Depuis longtemps je traînais comme une chienne sans son maître, je humais le cou plié en deux, la truffe fouillant reniflant partout inlassablement dedans et dehors dans les rues dans les villes et même là où je n’étais jamais encore allée. je le cherchais. parfois aussi j’étais comme une chienne allongée désœuvrée la tête pendant sur le bord de son panier. Le plus souvent surement j’étais ainsi, je n’étais qu’une truffe noire et humide qui dépassait.

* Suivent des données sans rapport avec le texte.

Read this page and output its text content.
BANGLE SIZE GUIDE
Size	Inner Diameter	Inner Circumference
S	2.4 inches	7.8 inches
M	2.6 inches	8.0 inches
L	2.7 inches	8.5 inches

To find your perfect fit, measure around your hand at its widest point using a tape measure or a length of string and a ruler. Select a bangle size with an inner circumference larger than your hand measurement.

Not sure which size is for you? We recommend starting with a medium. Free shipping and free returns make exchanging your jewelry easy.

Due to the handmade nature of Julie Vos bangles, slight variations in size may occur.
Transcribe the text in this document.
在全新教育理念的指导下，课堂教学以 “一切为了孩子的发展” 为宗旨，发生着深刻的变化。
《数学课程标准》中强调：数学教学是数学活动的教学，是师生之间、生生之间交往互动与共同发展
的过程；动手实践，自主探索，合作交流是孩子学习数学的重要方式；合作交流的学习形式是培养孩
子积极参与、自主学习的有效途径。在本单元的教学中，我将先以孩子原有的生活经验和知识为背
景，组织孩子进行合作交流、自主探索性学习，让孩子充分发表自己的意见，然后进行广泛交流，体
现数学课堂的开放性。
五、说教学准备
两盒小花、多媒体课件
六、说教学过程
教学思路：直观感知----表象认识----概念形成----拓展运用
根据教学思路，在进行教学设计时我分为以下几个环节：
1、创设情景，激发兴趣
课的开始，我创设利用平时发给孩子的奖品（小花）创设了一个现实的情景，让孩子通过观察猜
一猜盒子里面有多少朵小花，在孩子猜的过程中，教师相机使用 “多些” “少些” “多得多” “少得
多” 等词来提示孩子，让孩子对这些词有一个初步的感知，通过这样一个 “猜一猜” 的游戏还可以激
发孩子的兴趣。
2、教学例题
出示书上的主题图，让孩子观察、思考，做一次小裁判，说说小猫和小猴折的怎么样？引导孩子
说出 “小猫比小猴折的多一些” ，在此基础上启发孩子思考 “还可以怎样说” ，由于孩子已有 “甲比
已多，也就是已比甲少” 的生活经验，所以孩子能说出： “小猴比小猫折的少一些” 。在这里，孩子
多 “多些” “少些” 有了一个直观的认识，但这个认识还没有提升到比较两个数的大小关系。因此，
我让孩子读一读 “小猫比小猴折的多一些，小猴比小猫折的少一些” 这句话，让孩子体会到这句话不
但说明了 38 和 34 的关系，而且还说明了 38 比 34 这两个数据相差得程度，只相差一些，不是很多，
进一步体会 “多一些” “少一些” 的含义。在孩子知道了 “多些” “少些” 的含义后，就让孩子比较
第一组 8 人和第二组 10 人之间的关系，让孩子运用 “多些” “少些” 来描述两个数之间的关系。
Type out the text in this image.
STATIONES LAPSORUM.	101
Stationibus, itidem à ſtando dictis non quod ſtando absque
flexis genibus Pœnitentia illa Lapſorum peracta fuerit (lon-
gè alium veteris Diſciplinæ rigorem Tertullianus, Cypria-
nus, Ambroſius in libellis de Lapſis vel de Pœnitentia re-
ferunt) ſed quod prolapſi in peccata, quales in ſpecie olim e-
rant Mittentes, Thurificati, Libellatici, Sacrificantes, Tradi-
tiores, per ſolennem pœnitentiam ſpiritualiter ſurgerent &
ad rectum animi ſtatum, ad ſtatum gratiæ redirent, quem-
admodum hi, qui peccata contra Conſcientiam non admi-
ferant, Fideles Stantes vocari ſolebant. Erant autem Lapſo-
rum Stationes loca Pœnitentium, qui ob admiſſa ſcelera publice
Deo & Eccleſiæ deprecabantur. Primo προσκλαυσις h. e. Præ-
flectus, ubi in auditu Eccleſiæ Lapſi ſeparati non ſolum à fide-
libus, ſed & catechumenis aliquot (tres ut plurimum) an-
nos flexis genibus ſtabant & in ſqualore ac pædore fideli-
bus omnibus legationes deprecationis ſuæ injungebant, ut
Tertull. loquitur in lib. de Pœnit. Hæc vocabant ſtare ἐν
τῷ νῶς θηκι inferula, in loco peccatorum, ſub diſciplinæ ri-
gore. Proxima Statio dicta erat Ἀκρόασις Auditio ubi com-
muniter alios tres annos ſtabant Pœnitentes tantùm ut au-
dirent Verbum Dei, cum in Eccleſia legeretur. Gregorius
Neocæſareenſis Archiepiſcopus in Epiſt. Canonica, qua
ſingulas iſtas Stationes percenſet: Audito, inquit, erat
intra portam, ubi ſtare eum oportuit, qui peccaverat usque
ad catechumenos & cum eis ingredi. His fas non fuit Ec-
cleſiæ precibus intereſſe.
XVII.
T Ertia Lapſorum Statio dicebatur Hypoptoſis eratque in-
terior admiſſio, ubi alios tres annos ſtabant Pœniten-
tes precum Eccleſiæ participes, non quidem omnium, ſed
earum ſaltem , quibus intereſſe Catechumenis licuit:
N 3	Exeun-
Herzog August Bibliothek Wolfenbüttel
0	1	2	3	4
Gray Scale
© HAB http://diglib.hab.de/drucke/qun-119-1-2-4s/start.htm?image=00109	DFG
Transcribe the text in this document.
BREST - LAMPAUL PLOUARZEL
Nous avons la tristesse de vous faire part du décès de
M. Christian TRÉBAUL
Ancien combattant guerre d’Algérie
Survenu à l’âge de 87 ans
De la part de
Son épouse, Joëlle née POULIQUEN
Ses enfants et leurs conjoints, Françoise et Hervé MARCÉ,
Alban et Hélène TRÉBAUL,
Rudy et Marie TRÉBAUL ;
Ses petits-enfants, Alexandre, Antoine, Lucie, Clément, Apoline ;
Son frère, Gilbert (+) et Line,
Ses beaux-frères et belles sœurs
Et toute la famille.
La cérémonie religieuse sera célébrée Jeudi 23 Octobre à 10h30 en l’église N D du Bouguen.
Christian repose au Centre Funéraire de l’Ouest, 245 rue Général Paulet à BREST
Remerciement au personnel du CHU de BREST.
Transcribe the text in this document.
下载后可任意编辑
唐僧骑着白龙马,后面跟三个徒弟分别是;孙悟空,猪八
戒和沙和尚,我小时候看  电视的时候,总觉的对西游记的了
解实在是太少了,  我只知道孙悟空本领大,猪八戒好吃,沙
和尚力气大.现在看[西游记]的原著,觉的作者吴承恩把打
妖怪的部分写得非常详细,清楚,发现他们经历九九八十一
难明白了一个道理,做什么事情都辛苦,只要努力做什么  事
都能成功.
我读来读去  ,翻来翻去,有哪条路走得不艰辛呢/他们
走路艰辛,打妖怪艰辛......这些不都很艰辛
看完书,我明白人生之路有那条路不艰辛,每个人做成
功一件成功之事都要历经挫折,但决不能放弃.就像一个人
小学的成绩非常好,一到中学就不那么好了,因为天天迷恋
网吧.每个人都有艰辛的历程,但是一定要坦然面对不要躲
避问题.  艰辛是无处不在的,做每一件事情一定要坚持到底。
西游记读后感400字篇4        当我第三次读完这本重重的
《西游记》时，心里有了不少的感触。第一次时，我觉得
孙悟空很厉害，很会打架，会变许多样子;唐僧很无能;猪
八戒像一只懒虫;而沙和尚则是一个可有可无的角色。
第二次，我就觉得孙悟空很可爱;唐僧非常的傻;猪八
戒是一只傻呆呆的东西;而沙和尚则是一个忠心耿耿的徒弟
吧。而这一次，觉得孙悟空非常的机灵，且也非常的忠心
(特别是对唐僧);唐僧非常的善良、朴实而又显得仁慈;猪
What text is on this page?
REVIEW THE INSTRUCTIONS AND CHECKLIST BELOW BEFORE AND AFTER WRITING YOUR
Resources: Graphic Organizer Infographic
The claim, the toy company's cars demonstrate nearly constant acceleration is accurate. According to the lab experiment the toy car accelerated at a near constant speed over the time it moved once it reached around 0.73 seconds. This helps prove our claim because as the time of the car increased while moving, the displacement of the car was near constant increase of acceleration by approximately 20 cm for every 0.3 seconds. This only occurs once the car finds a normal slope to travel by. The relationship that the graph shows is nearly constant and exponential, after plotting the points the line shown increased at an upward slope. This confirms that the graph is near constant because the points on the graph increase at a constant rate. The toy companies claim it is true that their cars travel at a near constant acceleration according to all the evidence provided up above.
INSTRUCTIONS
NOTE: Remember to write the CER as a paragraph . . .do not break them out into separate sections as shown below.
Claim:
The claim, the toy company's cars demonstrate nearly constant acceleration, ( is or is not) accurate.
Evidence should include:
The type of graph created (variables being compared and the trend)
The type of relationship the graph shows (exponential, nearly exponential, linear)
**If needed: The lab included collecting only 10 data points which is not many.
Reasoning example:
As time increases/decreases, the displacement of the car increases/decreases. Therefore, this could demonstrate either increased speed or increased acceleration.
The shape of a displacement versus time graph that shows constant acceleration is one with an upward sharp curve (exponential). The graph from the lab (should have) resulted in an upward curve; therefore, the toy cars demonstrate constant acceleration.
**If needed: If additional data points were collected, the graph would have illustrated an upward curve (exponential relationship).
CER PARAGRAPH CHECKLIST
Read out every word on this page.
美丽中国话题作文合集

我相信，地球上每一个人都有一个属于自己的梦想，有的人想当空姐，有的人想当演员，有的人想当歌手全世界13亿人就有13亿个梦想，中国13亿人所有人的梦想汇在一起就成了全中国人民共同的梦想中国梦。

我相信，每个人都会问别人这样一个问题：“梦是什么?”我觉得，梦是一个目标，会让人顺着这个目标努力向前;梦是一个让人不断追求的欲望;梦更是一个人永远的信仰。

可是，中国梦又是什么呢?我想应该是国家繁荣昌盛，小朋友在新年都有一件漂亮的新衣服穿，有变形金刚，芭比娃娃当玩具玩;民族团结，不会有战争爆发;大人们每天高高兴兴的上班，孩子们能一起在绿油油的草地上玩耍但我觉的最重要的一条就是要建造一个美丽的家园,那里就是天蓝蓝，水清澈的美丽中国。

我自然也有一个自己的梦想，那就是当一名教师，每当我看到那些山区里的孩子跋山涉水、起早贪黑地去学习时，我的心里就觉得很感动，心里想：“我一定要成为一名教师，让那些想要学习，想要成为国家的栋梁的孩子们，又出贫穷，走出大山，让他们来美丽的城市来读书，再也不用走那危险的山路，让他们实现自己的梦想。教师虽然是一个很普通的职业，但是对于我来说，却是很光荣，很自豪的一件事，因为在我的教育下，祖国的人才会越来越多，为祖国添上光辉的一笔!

Tous les matins tous les soirs je regardais et humais le vent le ciel le jour la nuit. Tous les matins tous les soir dans le miroir à espérer se trouver et se voir. qui étais-je? à quoi ressemblais tu? je le savais même si je ne m’étais jamais vue, même si nous n’avions jamais été présentés, lui et moi. personne ne nous avait dit, voici ton visage, voici toi, serrez-vous la main embrassez vous prenez-vous dans les bras, oui c’est ton visage, ton visage est-ce que tu ne le reconnais pas, oui c’est toi est-ce que tu ne te reconnais pas?

non jamais personne, ni aucun miroir ne nous avait présenté et jamais je n’avais pu te toucher et personne n’avait pu le dessiner doucement tendrement de la pointe de ses doigts et personne ne l’avait aimé personne ne l’avait pris dans ses mains personne ne l’avait vu rire ni pleurer personne n’avait essuyé ses larmes ni caressé ses lèvres ni embrassé ses lèvres ni mordu ses lèvres doucement jamais personne ne t’avait regardé.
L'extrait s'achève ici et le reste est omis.